More than half of American families earn $60,000 or less a year -- outside of poverty but with limited economic security. Indeed, many of these families rely on government programs for support and one major setback could throw their lives into chaos. On December 4th, The Hamilton Project at Brookings will host a forum to highlight two new proposals for aiding America’s lower-middle class.
The forum will kick off with introductory remarks by former U.S. Treasury Secretary Robert E. Rubin.

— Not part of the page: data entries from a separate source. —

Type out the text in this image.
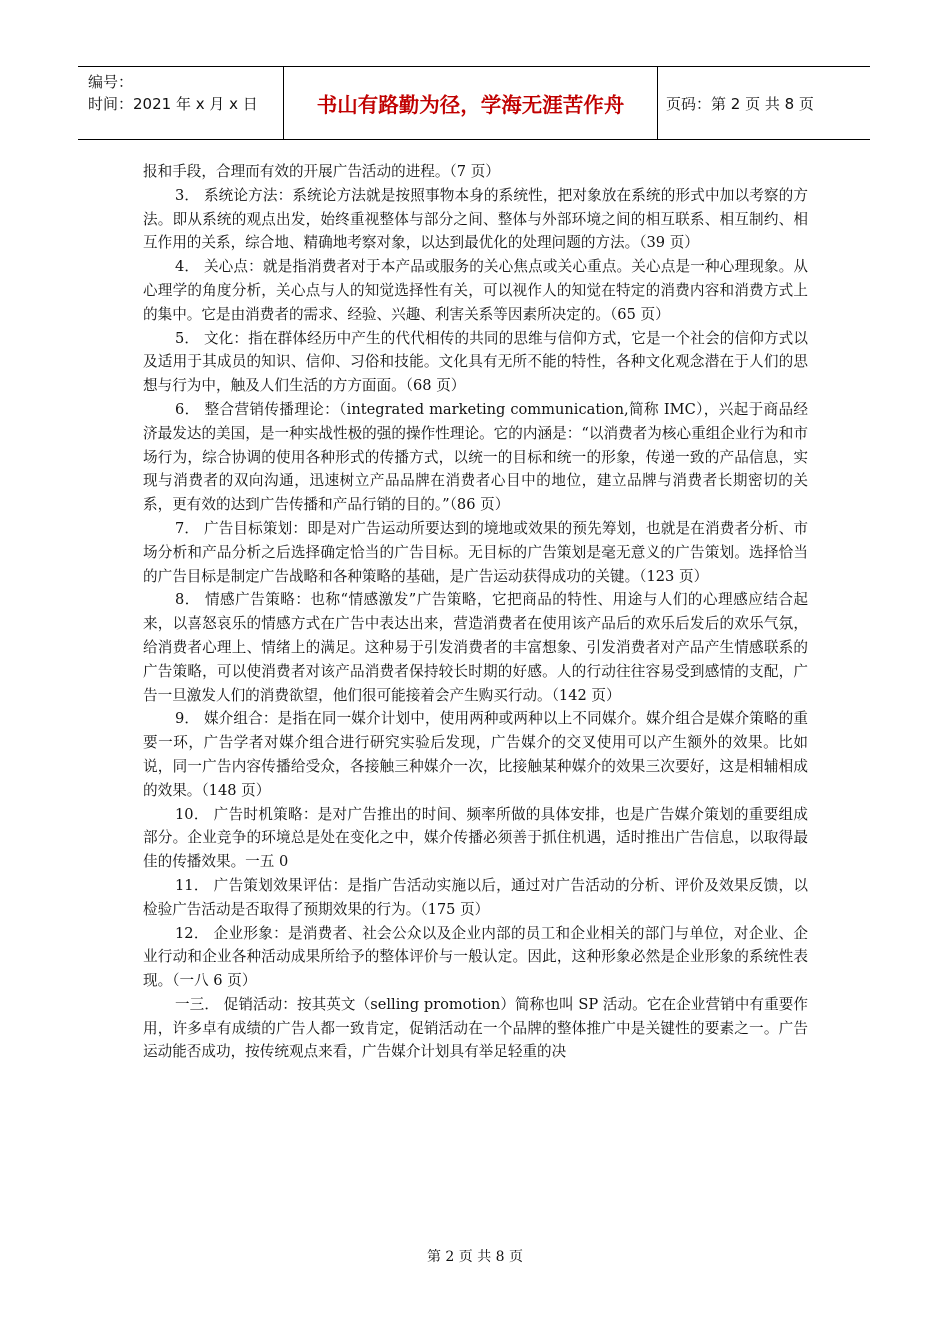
编号：
时间：2021 年 x 月 x 日	书山有路勤为径，学海无涯苦作舟	页码：第 2 页 共 8 页

报和手段，合理而有效的开展广告活动的进程。（7 页）

3． 系统论方法：系统论方法就是按照事物本身的系统性，把对象放在系统的形式中加以考察的方法。即从系统的观点出发，始终重视整体与部分之间、整体与外部环境之间的相互联系、相互制约、相互作用的关系，综合地、精确地考察对象，以达到最优化的处理问题的方法。（39 页）

4． 关心点：就是指消费者对于本产品或服务的关心焦点或关心重点。关心点是一种心理现象。从心理学的角度分析，关心点与人的知觉选择性有关，可以视作人的知觉在特定的消费内容和消费方式上的集中。它是由消费者的需求、经验、兴趣、利害关系等因素所决定的。（65 页）

5． 文化：指在群体经历中产生的代代相传的共同的思维与信仰方式，它是一个社会的信仰方式以及适用于其成员的知识、信仰、习俗和技能。文化具有无所不能的特性，各种文化观念潜在于人们的思想与行为中，触及人们生活的方方面面。（68 页）

6． 整合营销传播理论：（integrated marketing communication,简称 IMC），兴起于商品经济最发达的美国，是一种实战性极的强的操作性理论。它的内涵是：“以消费者为核心重组企业行为和市场行为，综合协调的使用各种形式的传播方式，以统一的目标和统一的形象，传递一致的产品信息，实现与消费者的双向沟通，迅速树立产品品牌在消费者心目中的地位，建立品牌与消费者长期密切的关系，更有效的达到广告传播和产品行销的目的。”（86 页）

7． 广告目标策划：即是对广告运动所要达到的境地或效果的预先筹划，也就是在消费者分析、市场分析和产品分析之后选择确定恰当的广告目标。无目标的广告策划是毫无意义的广告策划。选择恰当的广告目标是制定广告战略和各种策略的基础，是广告运动获得成功的关键。（123 页）

8． 情感广告策略：也称“情感激发”广告策略，它把商品的特性、用途与人们的心理感应结合起来，以喜怒哀乐的情感方式在广告中表达出来，营造消费者在使用该产品后的欢乐后发后的欢乐气氛，给消费者心理上、情绪上的满足。这种易于引发消费者的丰富想象、引发消费者对产品产生情感联系的广告策略，可以使消费者对该产品消费者保持较长时期的好感。人的行动往往容易受到感情的支配，广告一旦激发人们的消费欲望，他们很可能接着会产生购买行动。（142 页）

9． 媒介组合：是指在同一媒介计划中，使用两种或两种以上不同媒介。媒介组合是媒介策略的重要一环，广告学者对媒介组合进行研究实验后发现，广告媒介的交叉使用可以产生额外的效果。比如说，同一广告内容传播给受众，各接触三种媒介一次，比接触某种媒介的效果三次要好，这是相辅相成的效果。（148 页）

10． 广告时机策略：是对广告推出的时间、频率所做的具体安排，也是广告媒介策划的重要组成部分。企业竞争的环境总是处在变化之中，媒介传播必须善于抓住机遇，适时推出广告信息，以取得最佳的传播效果。一五 0

11． 广告策划效果评估：是指广告活动实施以后，通过对广告活动的分析、评价及效果反馈，以检验广告活动是否取得了预期效果的行为。（175 页）

12． 企业形象：是消费者、社会公众以及企业内部的员工和企业相关的部门与单位，对企业、企业行动和企业各种活动成果所给予的整体评价与一般认定。因此，这种形象必然是企业形象的系统性表现。（一八 6 页）

一三． 促销活动：按其英文（selling promotion）简称也叫 SP 活动。它在企业营销中有重要作用，许多卓有成绩的广告人都一致肯定，促销活动在一个品牌的整体推广中是关键性的要素之一。广告运动能否成功，按传统观点来看，广告媒介计划具有举足轻重的决

第 2 页 共 8 页
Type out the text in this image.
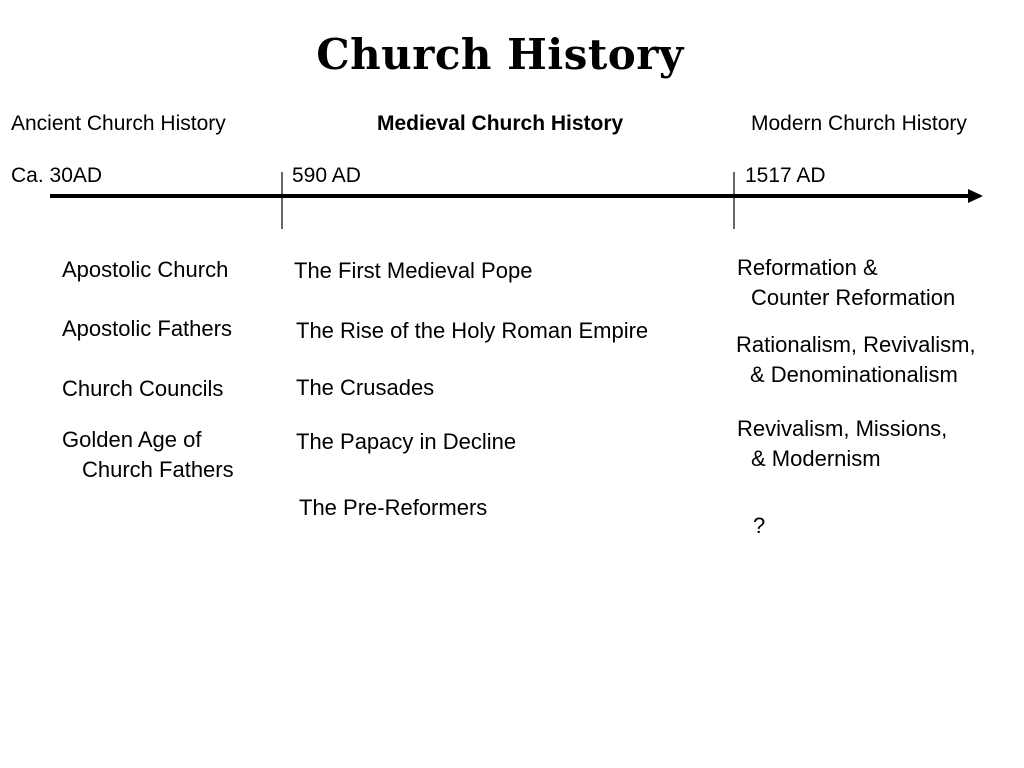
Church History
Ancient Church History	Medieval Church History	Modern Church History
Ca. 30AD	590 AD	1517 AD
Apostolic Church
Apostolic Fathers
Church Councils
Golden Age of
Church Fathers
The First Medieval Pope
The Rise of the Holy Roman Empire
The Crusades
The Papacy in Decline
The Pre-Reformers
Reformation &
Counter Reformation
Rationalism, Revivalism,
& Denominationalism
Revivalism, Missions,
& Modernism
?
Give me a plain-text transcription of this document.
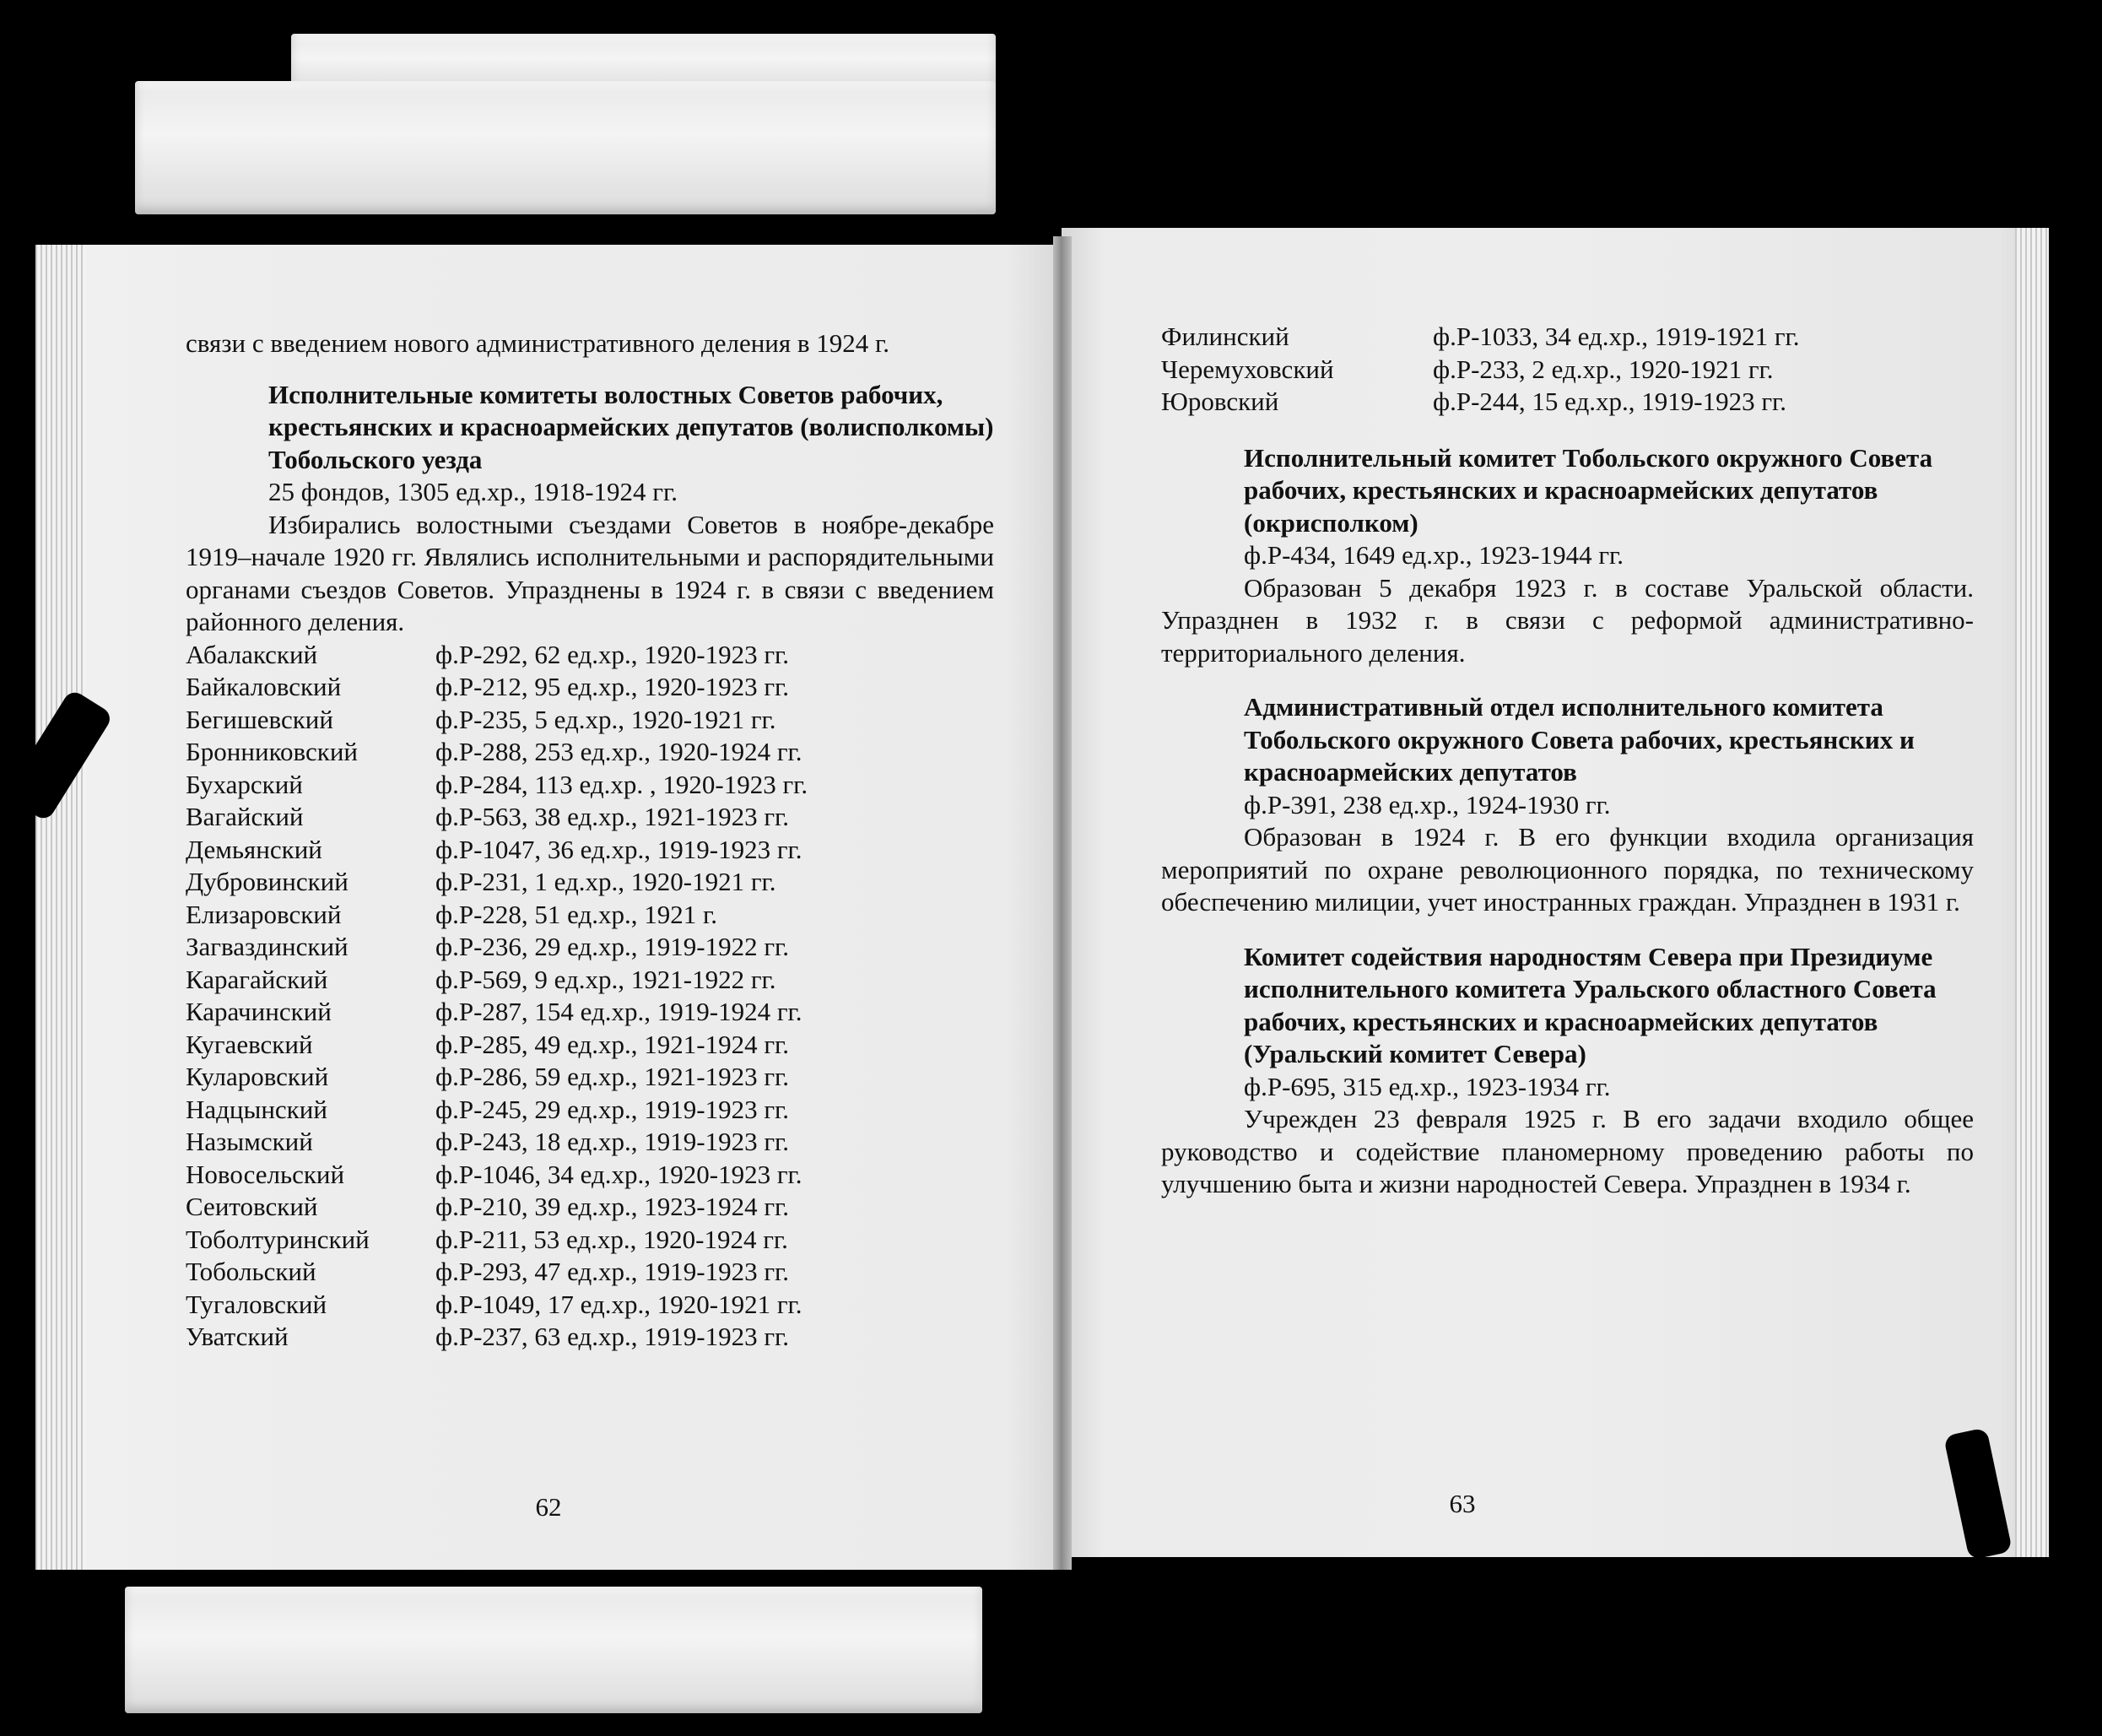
связи с введением нового административного деления в 1924 г.

Исполнительные комитеты волостных Советов рабочих, крестьянских и красноармейских депутатов (волисполкомы) Тобольского уезда

25 фондов, 1305 ед.хр., 1918-1924 гг.

Избирались волостными съездами Советов в ноябре-декабре 1919–начале 1920 гг. Являлись исполнительными и распорядительными органами съездов Советов. Упразднены в 1924 г. в связи с введением районного деления.

Абалакский	ф.Р-292, 62 ед.хр., 1920-1923 гг.
Байкаловский	ф.Р-212, 95 ед.хр., 1920-1923 гг.
Бегишевский	ф.Р-235, 5 ед.хр., 1920-1921 гг.
Бронниковский	ф.Р-288, 253 ед.хр., 1920-1924 гг.
Бухарский	ф.Р-284, 113 ед.хр. , 1920-1923 гг.
Вагайский	ф.Р-563, 38 ед.хр., 1921-1923 гг.
Демьянский	ф.Р-1047, 36 ед.хр., 1919-1923 гг.
Дубровинский	ф.Р-231, 1 ед.хр., 1920-1921 гг.
Елизаровский	ф.Р-228, 51 ед.хр., 1921 г.
Загваздинский	ф.Р-236, 29 ед.хр., 1919-1922 гг.
Карагайский	ф.Р-569, 9 ед.хр., 1921-1922 гг.
Карачинский	ф.Р-287, 154 ед.хр., 1919-1924 гг.
Кугаевский	ф.Р-285, 49 ед.хр., 1921-1924 гг.
Куларовский	ф.Р-286, 59 ед.хр., 1921-1923 гг.
Надцынский	ф.Р-245, 29 ед.хр., 1919-1923 гг.
Назымский	ф.Р-243, 18 ед.хр., 1919-1923 гг.
Новосельский	ф.Р-1046, 34 ед.хр., 1920-1923 гг.
Сеитовский	ф.Р-210, 39 ед.хр., 1923-1924 гг.
Тоболтуринский	ф.Р-211, 53 ед.хр., 1920-1924 гг.
Тобольский	ф.Р-293, 47 ед.хр., 1919-1923 гг.
Тугаловский	ф.Р-1049, 17 ед.хр., 1920-1921 гг.
Уватский	ф.Р-237, 63 ед.хр., 1919-1923 гг.
62
Филинский	ф.Р-1033, 34 ед.хр., 1919-1921 гг.
Черемуховский	ф.Р-233, 2 ед.хр., 1920-1921 гг.
Юровский	ф.Р-244, 15 ед.хр., 1919-1923 гг.

Исполнительный комитет Тобольского окружного Совета рабочих, крестьянских и красноармейских депутатов (окрисполком)

ф.Р-434, 1649 ед.хр., 1923-1944 гг.

Образован 5 декабря 1923 г. в составе Уральской области. Упразднен в 1932 г. в связи с реформой административно-территориального деления.

Административный отдел исполнительного комитета Тобольского окружного Совета рабочих, крестьянских и красноармейских депутатов

ф.Р-391, 238 ед.хр., 1924-1930 гг.

Образован в 1924 г. В его функции входила организация мероприятий по охране революционного порядка, по техническому обеспечению милиции, учет иностранных граждан. Упразднен в 1931 г.

Комитет содействия народностям Севера при Президиуме исполнительного комитета Уральского областного Совета рабочих, крестьянских и красноармейских депутатов (Уральский комитет Севера)

ф.Р-695, 315 ед.хр., 1923-1934 гг.

Учрежден 23 февраля 1925 г. В его задачи входило общее руководство и содействие планомерному проведению работы по улучшению быта и жизни народностей Севера. Упразднен в 1934 г.

63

Joel Berg, Executive Director of the NYC Coalition Against Hunger; James Ziliak, Director of the Center for Poverty Research at the University of Kentucky; and Robert Greenstein, President of the Center on Budget & Policy Priorities, will join a panel with Diane Whitmore Schanzenbach of Northwestern University to discuss her proposal to strengthen the food stamp (SNAP) program. Roger Altman, Founder and Executive Chairman of Evercore will moderate the panel.
In a second panel, Kevin Hassett, Senior Fellow and Director of Economic Policy Studies at AEI, and Peter Orszag, former director of the Office of Management & Budget and the Congressional Budget Office, will join Melissa Kearney and Lesley Turner of the University of Maryland to discuss their proposal for a secondary earner tax deduction to help “make work pay” for both spouses in low income families. Glenn Hutchins, Co-Founder of Silver Lake, will moderate the panel.
The forum will conclude with a discussion between Jason Furman, Chairman of the President’s Council of Economic Advisers, and David Leonhardt, Washington Bureau Chief for the New York Times, on the challenges facing America’s lower-middle-class families.
If any of these people want to know what the central problem here is, it's very simple: these folks don't have enough money.
And I would just add that part of the reason they don't have enough money is that the Robert Rubins and Robert Altman's have successfully tilted the playing field to benefit others like themselves. A clever new "tax credit" and more food stamps kind of elides the real issue, don't you think?